There is not a single universally accepted industry-wide definition for RAID-6. In general, RAID-6 refers to block or byte-level striping with dual checksums. An important attribute of RAID-6 is that it allow for correction of up to 2 data element faults when the faults can be pinpointed through some independent means. It also has the ability to pinpoint and correct a single failure when the location of the failure is not known.
FIG. 1 depicts a contemporary system composed of an integrated processor chip 100, which contains one or more processor elements and an integrated memory controller 110. In the configuration depicted in FIG. 1, multiple independent cascade interconnected memory interface busses 106 are logically aggregated together to operate in unison to support a single independent access request at a higher bandwidth with data and error detection/correction information distributed or “striped” across the parallel busses and associated devices.
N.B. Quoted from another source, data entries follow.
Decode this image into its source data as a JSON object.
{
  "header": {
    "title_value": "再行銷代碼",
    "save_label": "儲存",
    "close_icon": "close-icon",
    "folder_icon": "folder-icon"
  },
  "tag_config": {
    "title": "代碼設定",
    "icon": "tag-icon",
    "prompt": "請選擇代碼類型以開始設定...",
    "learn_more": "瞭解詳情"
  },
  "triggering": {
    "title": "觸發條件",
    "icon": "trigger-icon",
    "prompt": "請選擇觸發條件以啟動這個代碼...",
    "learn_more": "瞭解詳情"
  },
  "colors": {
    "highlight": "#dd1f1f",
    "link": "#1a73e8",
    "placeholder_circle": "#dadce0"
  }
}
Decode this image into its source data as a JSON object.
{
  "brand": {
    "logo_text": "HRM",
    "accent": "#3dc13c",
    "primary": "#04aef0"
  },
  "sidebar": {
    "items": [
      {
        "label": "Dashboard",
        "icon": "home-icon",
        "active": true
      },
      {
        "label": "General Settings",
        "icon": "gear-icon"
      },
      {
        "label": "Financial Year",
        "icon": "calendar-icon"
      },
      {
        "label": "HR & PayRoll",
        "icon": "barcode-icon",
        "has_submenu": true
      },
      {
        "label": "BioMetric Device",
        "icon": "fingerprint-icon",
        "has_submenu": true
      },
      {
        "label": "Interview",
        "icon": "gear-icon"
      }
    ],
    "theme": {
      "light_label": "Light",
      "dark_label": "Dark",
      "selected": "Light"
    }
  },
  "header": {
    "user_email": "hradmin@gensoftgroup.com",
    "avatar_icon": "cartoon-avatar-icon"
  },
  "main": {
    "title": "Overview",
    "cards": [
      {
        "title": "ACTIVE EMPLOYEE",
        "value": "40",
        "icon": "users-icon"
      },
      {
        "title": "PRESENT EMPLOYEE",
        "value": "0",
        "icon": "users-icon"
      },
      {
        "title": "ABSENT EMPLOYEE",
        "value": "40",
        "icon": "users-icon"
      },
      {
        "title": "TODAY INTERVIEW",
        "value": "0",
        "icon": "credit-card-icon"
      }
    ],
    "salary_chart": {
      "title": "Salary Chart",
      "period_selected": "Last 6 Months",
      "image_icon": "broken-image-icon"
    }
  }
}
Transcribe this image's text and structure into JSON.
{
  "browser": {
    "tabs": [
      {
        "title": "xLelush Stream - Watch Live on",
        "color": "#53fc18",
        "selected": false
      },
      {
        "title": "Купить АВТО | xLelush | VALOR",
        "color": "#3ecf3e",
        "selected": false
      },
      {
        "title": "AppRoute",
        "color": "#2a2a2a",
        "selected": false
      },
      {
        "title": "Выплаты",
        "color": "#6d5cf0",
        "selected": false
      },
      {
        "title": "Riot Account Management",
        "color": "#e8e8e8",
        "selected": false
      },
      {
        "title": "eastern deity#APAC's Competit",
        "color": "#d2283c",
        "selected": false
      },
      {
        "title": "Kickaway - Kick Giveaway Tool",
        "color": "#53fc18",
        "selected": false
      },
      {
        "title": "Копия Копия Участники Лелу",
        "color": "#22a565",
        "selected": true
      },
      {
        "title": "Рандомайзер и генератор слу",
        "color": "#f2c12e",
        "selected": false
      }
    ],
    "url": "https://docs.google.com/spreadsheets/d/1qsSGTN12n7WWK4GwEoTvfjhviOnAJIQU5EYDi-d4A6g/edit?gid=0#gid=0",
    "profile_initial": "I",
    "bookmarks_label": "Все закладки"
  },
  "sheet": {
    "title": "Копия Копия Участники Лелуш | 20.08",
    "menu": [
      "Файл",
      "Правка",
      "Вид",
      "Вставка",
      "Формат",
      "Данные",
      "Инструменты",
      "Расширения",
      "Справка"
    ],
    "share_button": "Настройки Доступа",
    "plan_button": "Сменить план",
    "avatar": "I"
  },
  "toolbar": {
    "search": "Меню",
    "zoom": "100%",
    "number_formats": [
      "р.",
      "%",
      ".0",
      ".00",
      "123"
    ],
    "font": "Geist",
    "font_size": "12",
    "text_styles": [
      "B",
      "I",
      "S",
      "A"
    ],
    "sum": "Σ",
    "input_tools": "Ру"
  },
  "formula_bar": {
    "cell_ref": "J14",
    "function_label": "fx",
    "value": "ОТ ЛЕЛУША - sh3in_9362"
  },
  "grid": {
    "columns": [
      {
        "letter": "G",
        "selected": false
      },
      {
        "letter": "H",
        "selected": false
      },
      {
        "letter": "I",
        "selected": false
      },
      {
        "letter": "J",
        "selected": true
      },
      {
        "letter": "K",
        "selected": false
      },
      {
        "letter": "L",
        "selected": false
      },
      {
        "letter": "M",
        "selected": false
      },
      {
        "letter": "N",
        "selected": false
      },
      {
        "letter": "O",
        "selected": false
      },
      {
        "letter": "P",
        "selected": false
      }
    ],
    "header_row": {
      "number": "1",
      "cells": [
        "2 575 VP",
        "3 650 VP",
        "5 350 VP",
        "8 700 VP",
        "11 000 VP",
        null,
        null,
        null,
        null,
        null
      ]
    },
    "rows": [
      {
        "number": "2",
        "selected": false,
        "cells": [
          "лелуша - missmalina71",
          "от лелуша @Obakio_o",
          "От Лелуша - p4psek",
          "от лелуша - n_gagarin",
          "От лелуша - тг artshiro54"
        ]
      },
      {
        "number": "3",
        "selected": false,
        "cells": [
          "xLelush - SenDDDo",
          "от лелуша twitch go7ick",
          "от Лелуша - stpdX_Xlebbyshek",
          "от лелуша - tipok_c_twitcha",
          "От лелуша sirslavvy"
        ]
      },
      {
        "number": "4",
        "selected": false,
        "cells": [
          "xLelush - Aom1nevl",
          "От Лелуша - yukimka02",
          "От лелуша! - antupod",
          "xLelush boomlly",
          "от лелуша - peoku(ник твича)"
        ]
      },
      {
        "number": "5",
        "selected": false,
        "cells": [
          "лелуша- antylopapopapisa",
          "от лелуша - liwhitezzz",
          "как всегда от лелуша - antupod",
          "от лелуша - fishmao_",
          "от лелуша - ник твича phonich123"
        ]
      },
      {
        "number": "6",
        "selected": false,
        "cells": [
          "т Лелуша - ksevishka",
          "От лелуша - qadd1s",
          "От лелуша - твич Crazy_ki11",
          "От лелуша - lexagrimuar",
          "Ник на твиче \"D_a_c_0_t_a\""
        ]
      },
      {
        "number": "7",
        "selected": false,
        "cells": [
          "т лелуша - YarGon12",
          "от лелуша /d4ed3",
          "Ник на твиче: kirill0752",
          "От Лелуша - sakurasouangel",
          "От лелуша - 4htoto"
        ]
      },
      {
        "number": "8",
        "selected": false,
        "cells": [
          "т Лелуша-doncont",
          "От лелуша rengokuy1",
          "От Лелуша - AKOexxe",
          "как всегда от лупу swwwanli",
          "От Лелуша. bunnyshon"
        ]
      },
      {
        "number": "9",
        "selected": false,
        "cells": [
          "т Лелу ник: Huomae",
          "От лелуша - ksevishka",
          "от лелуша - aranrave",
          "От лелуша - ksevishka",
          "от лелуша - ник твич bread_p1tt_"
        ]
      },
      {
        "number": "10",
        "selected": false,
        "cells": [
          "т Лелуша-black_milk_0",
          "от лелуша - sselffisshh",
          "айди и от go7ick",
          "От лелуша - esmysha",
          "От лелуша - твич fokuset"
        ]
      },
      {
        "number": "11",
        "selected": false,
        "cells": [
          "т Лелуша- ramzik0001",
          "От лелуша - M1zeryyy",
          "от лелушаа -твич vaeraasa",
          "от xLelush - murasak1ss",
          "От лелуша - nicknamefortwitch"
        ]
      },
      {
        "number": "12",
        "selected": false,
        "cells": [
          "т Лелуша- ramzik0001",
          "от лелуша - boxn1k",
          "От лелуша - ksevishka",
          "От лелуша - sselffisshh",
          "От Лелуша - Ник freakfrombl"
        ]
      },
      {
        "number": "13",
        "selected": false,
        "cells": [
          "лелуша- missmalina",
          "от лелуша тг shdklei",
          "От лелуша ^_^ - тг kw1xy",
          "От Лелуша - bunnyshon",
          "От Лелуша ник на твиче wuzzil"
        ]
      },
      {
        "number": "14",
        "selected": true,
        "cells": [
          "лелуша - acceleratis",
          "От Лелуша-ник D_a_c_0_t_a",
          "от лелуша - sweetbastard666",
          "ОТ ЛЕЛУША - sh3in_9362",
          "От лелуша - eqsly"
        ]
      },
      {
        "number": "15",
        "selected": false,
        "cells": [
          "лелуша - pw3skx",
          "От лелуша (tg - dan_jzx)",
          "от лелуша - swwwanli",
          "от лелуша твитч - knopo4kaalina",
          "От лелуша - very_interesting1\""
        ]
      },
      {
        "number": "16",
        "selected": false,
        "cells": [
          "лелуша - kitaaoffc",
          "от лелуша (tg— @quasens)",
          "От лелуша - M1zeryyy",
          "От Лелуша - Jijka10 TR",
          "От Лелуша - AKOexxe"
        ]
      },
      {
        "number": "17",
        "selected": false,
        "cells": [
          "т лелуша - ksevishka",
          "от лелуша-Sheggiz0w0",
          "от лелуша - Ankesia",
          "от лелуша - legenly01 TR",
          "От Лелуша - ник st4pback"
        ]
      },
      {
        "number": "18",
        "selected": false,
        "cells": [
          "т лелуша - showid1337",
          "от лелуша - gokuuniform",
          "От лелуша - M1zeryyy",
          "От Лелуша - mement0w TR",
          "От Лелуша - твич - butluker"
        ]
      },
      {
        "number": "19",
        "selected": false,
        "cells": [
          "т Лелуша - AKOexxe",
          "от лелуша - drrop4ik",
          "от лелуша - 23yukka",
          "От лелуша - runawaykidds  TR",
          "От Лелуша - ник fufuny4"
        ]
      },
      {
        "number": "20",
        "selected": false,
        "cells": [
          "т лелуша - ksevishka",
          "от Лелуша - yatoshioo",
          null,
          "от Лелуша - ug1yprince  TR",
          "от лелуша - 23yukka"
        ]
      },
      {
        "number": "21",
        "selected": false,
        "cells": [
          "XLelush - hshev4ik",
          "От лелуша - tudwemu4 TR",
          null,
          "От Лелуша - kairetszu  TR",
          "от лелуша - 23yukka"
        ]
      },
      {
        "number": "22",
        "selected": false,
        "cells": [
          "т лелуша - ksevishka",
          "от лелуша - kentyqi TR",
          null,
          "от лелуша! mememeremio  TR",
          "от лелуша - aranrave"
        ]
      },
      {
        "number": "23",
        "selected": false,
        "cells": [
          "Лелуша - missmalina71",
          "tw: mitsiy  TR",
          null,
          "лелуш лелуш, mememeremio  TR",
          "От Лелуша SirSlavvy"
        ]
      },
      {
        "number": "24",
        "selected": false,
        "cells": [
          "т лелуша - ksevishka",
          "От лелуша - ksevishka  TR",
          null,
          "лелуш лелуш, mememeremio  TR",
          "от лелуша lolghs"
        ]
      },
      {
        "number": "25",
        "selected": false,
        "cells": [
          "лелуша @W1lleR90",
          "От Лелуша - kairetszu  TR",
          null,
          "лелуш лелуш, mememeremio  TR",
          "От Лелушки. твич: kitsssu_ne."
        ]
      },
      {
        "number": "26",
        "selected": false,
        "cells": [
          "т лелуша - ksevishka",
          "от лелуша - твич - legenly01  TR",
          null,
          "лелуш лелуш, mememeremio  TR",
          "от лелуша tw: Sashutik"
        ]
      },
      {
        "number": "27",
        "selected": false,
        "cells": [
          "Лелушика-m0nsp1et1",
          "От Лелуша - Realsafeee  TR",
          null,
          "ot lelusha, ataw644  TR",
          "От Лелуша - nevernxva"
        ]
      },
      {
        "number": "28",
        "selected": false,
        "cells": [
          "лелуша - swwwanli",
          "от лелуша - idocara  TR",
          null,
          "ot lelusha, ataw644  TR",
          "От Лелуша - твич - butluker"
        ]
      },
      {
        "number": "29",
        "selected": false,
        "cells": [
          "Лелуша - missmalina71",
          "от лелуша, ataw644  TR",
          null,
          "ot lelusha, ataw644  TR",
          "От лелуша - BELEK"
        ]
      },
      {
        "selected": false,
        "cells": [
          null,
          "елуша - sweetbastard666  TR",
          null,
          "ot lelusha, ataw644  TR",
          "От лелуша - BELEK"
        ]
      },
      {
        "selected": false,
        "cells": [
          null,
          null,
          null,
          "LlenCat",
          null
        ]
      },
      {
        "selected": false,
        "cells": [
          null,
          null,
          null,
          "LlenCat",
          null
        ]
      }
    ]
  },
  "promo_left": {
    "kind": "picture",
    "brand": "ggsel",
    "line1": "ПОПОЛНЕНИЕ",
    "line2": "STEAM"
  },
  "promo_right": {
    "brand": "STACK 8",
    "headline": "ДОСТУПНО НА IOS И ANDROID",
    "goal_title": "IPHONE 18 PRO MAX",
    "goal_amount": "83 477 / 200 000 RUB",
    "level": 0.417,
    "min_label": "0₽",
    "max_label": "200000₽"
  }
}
The memory controller 110 attaches to four narrow/high speed point-to-point memory busses 106, with each bus 106 connecting one of the several unique memory controller interface channels to a cascade interconnect memory subsystem 103 (or memory module, e.g., a DIMM) which includes at least a hub device 104 and one or more memory devices 109. Some systems further enable operations when a subset of the memory busses 106 are populated with memory subsystems 103. In this case, the one or more populated memory busses 108 may operate in unison to support a single access request.
FIG. 2 depicts a memory structure with cascaded memory modules 103 and unidirectional busses 106. One of the functions provided by the hub devices 104 in the memory modules 103 in the cascade structure is a re-drive function to send signals on the unidirectional busses 106 to other memory modules 103 or to the memory controller 110. FIG. 2 includes the memory controller 110 and four memory modules 103, on each of two memory busses 106 (a downstream memory bus with 24 wires and an upstream memory bus with 25 wires), connected to the memory controller 110 in either a direct or cascaded manner. The memory module 103 next to the memory controller 110 is connected to the memory controller 110 in a direct manner. The other memory modules 103 are connected to the memory controller 110 in a cascaded manner. Although not shown in this figure, the memory controller 110 may be integrated in the processor 100 and may connect to more than one memory bus 106 as depicted in FIG. 1.
There is a need in the art to improve failure detection and correction in memory systems. It would be desirable for a memory system to be able to survive a complete DIMM failure and for the DIMM to be replaced concurrent with system operation.